The truth is I’m almost certainly richer than he is, and my body is fine. It works, I’m fit enough, and no one needs a perfect body to get sex. Sex is the cheapest commodity, and any body at all is up for trade. I’m not interested in love, so I don’t spend time worrying what my partners think of me. My lack of shame simplifies things.

But that kind of confidence would terrify Steven, so I smile self-consciously and take my low-fat beef stroganoff from the microwave.

“Looks good,” he lies, as if I can’t see the shit-colored pile of sauce atop noodles that are half-limp and half-overcooked.

“Wanna share?” I ask.

He laughs too hard at that. “I’m going to grab a meatball sandwich downstairs.” Manly food. Meat and balls all at once. “But thank you!” he adds brightly. “Can I get you anything while I’m out? A coffee?”

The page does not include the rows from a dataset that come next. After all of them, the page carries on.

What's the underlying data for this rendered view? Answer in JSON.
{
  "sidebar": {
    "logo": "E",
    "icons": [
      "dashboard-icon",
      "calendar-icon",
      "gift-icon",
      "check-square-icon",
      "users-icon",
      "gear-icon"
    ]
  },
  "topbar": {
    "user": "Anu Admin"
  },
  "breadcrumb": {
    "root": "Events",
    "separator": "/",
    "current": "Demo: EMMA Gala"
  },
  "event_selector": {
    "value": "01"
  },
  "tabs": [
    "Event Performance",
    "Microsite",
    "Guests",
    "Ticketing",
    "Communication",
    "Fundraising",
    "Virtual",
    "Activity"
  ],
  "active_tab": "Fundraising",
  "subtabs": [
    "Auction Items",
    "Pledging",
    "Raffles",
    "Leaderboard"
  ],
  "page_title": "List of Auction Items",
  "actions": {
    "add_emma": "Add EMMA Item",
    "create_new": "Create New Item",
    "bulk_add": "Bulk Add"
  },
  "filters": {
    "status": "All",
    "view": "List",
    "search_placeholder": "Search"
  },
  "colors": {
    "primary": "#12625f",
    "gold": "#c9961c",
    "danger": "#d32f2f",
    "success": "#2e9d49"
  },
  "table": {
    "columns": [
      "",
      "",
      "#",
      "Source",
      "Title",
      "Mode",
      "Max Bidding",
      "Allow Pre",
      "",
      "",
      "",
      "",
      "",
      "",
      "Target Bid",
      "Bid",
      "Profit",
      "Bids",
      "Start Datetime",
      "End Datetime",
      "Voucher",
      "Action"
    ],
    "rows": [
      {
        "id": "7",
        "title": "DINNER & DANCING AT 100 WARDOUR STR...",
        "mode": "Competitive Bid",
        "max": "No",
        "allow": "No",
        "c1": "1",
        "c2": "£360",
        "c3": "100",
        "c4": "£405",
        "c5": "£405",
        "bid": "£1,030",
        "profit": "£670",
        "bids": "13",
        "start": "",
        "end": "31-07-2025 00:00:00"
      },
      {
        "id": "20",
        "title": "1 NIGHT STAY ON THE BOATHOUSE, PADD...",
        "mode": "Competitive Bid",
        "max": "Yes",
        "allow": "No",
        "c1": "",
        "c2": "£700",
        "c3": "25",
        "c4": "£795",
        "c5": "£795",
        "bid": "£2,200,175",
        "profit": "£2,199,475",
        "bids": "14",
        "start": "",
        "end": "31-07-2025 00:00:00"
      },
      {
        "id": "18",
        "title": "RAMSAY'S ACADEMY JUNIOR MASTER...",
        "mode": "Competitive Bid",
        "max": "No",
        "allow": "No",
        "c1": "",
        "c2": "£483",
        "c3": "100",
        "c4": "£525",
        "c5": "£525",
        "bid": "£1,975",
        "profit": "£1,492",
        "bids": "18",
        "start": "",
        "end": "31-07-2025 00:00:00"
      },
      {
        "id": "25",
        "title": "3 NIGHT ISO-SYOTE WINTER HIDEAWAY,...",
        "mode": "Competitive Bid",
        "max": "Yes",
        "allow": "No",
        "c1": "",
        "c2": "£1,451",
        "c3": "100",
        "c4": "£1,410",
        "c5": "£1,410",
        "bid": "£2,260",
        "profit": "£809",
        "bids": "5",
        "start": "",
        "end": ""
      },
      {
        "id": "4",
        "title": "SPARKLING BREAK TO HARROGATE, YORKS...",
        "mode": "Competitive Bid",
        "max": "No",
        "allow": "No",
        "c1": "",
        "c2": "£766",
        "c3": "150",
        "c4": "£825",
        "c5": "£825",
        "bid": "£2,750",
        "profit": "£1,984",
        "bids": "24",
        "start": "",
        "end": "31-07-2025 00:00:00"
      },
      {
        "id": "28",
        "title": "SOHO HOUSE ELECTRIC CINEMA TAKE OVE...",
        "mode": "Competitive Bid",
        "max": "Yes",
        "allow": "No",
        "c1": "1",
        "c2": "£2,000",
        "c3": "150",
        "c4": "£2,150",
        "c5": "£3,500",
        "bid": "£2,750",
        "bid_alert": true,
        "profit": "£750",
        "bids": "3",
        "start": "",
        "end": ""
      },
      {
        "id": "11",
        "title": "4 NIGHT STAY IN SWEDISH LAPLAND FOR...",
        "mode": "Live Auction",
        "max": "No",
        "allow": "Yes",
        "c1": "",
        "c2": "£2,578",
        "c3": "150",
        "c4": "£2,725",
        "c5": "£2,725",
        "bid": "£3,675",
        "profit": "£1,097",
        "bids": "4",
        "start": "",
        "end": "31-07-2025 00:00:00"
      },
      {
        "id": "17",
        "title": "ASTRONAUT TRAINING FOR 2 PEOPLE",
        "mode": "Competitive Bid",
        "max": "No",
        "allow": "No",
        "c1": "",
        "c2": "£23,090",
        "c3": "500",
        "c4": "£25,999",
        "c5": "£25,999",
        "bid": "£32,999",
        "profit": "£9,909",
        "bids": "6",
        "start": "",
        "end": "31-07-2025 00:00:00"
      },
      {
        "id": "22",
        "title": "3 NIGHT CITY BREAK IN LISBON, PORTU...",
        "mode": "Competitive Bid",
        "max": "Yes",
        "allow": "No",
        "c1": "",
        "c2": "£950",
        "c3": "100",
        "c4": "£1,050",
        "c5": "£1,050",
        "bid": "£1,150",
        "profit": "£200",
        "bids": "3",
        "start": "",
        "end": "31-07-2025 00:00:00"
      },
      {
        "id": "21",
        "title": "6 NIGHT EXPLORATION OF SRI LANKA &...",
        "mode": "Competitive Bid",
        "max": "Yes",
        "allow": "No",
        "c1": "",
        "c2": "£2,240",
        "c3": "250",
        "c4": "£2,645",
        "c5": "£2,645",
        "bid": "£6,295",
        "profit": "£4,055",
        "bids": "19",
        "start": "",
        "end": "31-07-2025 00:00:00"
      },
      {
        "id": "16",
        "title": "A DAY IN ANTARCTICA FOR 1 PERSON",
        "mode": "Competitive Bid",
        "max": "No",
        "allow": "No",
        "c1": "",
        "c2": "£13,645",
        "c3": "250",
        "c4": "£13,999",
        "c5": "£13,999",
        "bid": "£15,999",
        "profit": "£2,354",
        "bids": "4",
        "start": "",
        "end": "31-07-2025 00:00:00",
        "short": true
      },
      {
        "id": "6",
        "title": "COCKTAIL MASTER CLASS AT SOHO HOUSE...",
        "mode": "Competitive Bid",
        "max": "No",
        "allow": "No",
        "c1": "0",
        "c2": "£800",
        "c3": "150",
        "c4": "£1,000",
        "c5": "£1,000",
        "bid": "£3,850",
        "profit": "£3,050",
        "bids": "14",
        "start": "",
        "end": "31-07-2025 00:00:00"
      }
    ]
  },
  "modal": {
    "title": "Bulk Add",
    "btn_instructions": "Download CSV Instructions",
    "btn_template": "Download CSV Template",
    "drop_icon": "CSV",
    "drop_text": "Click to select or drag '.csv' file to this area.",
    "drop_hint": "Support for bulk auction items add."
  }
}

“No, thanks. I brought some tea from home.” The truth is I hate tea, but I’ll drink it weak and tepid for him.

“Well, it was really nice to meet you, Jane. See you around?”

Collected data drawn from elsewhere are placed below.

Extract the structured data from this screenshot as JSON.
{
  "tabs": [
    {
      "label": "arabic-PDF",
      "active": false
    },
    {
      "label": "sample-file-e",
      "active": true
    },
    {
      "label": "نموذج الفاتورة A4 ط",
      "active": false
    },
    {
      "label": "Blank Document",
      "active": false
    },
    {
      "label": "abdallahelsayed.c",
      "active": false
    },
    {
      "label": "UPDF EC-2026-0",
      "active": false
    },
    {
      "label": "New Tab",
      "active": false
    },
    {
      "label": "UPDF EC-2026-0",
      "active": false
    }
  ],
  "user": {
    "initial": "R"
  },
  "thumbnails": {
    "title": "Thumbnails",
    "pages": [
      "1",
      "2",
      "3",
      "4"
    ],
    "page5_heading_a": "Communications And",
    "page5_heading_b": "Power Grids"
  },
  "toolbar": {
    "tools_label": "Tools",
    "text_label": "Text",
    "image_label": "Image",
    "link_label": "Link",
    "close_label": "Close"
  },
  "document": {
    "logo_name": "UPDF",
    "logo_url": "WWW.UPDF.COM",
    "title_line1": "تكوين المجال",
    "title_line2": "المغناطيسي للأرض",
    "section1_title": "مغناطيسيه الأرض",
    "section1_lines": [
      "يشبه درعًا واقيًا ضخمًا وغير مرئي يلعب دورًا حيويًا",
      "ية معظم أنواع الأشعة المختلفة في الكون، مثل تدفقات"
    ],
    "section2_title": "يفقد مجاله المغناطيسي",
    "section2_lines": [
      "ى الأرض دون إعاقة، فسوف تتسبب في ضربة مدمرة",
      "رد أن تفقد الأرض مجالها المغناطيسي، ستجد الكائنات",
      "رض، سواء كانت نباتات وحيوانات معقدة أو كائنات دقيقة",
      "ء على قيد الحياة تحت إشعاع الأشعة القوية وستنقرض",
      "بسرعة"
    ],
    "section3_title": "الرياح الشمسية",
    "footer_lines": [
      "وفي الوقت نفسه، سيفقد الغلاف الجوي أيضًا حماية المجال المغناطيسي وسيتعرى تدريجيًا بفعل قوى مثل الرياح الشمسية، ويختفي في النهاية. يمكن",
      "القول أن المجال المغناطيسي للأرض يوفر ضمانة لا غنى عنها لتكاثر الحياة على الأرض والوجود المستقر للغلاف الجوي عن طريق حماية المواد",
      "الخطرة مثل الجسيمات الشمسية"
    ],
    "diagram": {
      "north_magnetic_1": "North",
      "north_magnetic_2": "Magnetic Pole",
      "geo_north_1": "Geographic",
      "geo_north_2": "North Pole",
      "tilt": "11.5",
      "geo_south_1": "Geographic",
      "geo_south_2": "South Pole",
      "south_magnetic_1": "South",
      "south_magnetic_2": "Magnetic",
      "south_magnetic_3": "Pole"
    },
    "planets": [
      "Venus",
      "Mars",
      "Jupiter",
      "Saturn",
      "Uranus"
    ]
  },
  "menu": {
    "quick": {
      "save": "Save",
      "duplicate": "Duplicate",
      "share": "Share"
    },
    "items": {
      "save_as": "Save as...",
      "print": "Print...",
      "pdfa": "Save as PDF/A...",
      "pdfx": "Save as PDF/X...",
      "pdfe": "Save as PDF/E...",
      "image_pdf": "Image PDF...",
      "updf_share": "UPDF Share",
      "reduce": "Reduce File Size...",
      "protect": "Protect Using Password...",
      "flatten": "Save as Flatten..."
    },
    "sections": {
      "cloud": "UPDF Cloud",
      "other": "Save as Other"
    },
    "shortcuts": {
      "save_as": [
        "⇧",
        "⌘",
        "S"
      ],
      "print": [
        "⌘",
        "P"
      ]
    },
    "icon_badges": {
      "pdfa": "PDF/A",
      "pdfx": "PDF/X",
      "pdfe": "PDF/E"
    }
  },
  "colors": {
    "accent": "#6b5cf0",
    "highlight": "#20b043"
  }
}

“I can almost guarantee it.” When he laughs, I grin proudly at his response. He rewards me with a wink.

Once he’s gone, I eat my low-fat beef stroganoff and open the paperback I had stashed in my purse. Reading is my favorite hobby. I don’t have to fake that.





CHAPTER 3

It’s not that I don’t have feelings. I have some emotions. I do. It’s just that I can usually choose when to feel them. More important, I choose when not to.

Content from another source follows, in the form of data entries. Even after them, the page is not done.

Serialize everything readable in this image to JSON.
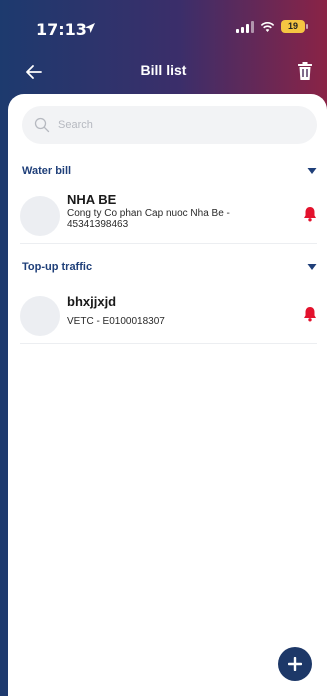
{
  "status_bar": {
    "time": "17:13",
    "battery": "19"
  },
  "header": {
    "title": "Bill list"
  },
  "search": {
    "placeholder": "Search"
  },
  "sections": [
    {
      "title": "Water bill",
      "items": [
        {
          "name": "NHA BE",
          "description": "Cong ty Co phan Cap nuoc Nha Be - 45341398463"
        }
      ]
    },
    {
      "title": "Top-up traffic",
      "items": [
        {
          "name": "bhxjjxjd",
          "description": "VETC - E0100018307"
        }
      ]
    }
  ],
  "colors": {
    "accent": "#1f3f79",
    "alert": "#e3122d",
    "fab": "#1d3868"
  },
  "icons": [
    "location-arrow-icon",
    "signal-icon",
    "wifi-icon",
    "battery-icon",
    "back-arrow-icon",
    "trash-icon",
    "search-icon",
    "chevron-down-icon",
    "bell-icon",
    "plus-icon"
  ]
}
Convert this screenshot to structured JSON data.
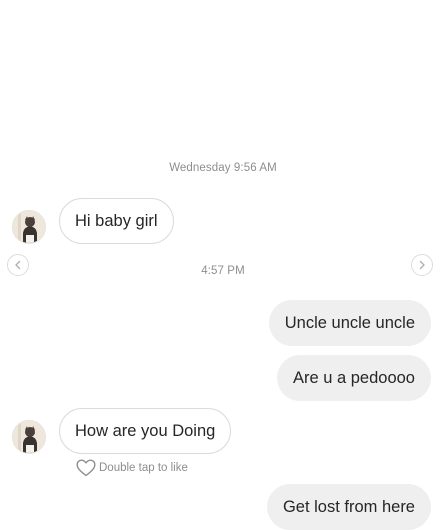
{
  "thread": {
    "timestamp_1": "Wednesday 9:56 AM",
    "timestamp_2": "4:57 PM"
  },
  "messages": [
    {
      "from": "them",
      "text": "Hi baby girl"
    },
    {
      "from": "me",
      "text": "Uncle uncle uncle"
    },
    {
      "from": "me",
      "text": "Are u a pedoooo"
    },
    {
      "from": "them",
      "text": "How are you Doing"
    },
    {
      "from": "me",
      "text": "Get lost from here"
    }
  ],
  "like_hint": {
    "label": "Double tap to like",
    "icon": "heart-outline-icon"
  },
  "nav": {
    "prev_icon": "chevron-left-icon",
    "next_icon": "chevron-right-icon"
  },
  "colors": {
    "outgoing_bubble": "#efefef",
    "incoming_border": "#dbdbdb",
    "muted_text": "#8e8e8e",
    "text": "#262626"
  }
}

I don’t think I was born this way. I suspect I used to feel things too deeply until my brain rewired itself to protect me.

My parents are still alive, still together, and they love me, I suppose. But they love me the way a careless child loves a pet. Too much attention one day, absolute neglect the next. The changes in current were too much for me to survive when I was young, so my brain learned to ride above them. It’s not something I think about now. It’s natural. I observe people’s emotions, but I rarely participate.

I talk to my parents occasionally, but I only initiate contact on Christmas. If I happen to be in Oklahoma, I’ll stop in for a visit—but, really, who ever happens to be in Oklahoma? I send money on each of their birthdays. They always need it.

I don’t hate them; I just don’t understand why people feel the need to try over and over with toxic family members. I know who my parents are. They’re not the worst, but they’re still awful, and I don’t need their chaos spinning in and out of my life when I’m not expecting it. They used up all their chances to hurt me when I was very young, and they can’t hurt me now even if they want to. That’s all.

When I call them on Christmas, I listen to their tales of misadventure and bad luck, and I offer a couple of stories about living and working in Malaysia. They tell me what my brother, Ricky, is up to. I don’t speak to him. I have nothing to say to a redneck asshole who’s somehow managed to create five children with four women during his brief stints of freedom from incarceration.

That’s my family.

As for friends . . . well, Meg was my best friend from the first day we met. She’s dead now.





CHAPTER 4

A month ago I was still working as an American import-export attorney for a big Asian manufacturing conglomerate. I lived in a gorgeous apartment in a modern high-rise in Kuala Lumpur outfitted with Western luxuries. I’ve always found it funny that the expat Americans rarely cook anything but need the biggest, best kitchen appliances. I include myself in that observation. I loved my shiny six-burner stove.

I had a view of the whole city, which was rather brown and hazy during the day but sparkled like a universe at night. I went to parties. There were always parties. I bought designer dresses and shoes. I don’t need beautiful things, but I like them fine.